Refining Pre-Trained Motion Models

Given the difficulty of manually annotating motion in video, the current best motion estimation methods are trained with synthetic data, and therefore struggle somewhat due to a train/test gap. Self-supervised methods hold the promise of training directly on real video, but typically perform worse. These include methods trained with warp error (i.e., color constancy) combined with smoothness terms, and methods that encourage cycle-consistency in the estimates (i.e., tracking backwards should yield the opposite trajectory as tracking forwards). In this work, we take on the challenge of improving state-of-the-art supervised models with self-supervised training. We find that when the initialization is supervised weights, most existing self-supervision techniques actually make performance worse instead of better, which suggests that the benefit of seeing the new data is overshadowed by the noise in the training signal. Focusing on obtaining a ``clean'' training signal from real-world unlabelled video, we propose to separate label-making and training into two distinct stages.

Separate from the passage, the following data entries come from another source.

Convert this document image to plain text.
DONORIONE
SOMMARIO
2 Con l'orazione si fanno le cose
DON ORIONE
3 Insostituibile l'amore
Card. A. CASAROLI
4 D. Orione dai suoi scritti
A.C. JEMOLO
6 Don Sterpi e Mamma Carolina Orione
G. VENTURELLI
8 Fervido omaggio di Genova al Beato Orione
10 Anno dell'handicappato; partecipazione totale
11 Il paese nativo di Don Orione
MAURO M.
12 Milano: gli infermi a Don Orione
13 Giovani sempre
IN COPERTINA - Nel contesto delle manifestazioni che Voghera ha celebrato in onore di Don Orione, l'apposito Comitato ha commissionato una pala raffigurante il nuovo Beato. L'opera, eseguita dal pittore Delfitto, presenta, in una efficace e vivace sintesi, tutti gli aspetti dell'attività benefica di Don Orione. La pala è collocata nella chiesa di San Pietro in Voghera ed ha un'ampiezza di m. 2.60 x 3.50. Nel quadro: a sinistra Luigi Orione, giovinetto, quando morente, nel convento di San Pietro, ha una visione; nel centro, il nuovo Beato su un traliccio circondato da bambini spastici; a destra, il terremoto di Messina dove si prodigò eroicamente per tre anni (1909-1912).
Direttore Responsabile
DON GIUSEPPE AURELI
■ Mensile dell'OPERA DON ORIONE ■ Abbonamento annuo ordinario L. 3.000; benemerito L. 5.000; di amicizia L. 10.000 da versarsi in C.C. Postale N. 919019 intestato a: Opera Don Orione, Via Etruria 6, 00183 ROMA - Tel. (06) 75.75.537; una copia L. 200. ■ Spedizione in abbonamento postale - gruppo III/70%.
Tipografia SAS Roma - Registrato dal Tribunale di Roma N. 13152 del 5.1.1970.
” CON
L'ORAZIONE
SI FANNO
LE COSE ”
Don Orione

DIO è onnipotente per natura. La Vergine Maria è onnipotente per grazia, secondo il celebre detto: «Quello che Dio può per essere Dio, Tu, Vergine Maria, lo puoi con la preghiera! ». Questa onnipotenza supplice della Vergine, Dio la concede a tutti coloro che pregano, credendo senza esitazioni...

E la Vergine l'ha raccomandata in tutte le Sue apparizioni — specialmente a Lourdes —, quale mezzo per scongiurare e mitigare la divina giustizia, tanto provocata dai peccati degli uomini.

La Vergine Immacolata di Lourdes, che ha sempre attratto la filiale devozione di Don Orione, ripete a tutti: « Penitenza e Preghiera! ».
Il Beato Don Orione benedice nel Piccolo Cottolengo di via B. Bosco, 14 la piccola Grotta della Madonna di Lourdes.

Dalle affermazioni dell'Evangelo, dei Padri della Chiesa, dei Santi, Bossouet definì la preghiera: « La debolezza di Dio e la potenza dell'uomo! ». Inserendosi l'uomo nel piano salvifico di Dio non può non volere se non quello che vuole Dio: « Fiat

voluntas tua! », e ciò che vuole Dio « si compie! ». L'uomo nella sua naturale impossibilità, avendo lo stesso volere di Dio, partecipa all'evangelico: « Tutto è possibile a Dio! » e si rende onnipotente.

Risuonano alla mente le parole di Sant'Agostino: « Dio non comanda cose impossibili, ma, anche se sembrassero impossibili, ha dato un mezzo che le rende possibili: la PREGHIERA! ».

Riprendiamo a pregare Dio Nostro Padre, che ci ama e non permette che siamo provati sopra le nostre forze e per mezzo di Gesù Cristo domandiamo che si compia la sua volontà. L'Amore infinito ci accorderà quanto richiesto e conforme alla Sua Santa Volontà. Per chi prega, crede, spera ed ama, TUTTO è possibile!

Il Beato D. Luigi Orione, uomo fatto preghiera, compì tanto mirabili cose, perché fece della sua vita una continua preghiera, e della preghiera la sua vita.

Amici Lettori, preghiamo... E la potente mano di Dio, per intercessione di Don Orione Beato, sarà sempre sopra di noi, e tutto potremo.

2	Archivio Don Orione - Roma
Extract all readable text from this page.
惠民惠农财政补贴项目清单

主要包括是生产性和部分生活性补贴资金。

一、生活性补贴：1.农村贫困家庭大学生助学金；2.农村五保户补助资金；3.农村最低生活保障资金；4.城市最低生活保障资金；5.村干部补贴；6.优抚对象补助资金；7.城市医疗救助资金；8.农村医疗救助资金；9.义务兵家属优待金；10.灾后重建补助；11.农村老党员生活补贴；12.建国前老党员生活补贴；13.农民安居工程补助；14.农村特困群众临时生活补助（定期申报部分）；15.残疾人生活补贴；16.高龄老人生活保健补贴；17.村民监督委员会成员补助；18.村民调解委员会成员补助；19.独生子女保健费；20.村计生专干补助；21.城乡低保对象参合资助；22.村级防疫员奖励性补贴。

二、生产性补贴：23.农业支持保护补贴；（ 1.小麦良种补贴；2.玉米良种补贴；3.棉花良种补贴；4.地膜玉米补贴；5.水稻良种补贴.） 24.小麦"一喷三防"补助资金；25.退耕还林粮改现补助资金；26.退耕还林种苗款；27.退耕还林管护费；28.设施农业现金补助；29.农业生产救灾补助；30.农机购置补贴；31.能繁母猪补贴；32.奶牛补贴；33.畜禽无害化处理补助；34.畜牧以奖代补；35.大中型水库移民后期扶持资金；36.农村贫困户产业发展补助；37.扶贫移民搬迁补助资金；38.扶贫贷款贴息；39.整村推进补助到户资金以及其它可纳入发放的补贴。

In the first stage, we use the pre-trained model to estimate motion in a video, and then select the subset of motion estimates which we can verify with cycle-consistency. This produces a sparse but accurate pseudo-labelling of the video. In the second stage, we fine-tune the model to reproduce these outputs, while also applying augmentations on the input. We complement this boot-strapping method with simple techniques that densify and re-balance the pseudo-labels, ensuring that we do not merely train on ``easy'' tracks. We show that our method yields reliable gains over fully-supervised methods in real videos, for both short-term (flow-based) and long-range (multi-frame) pixel tracking.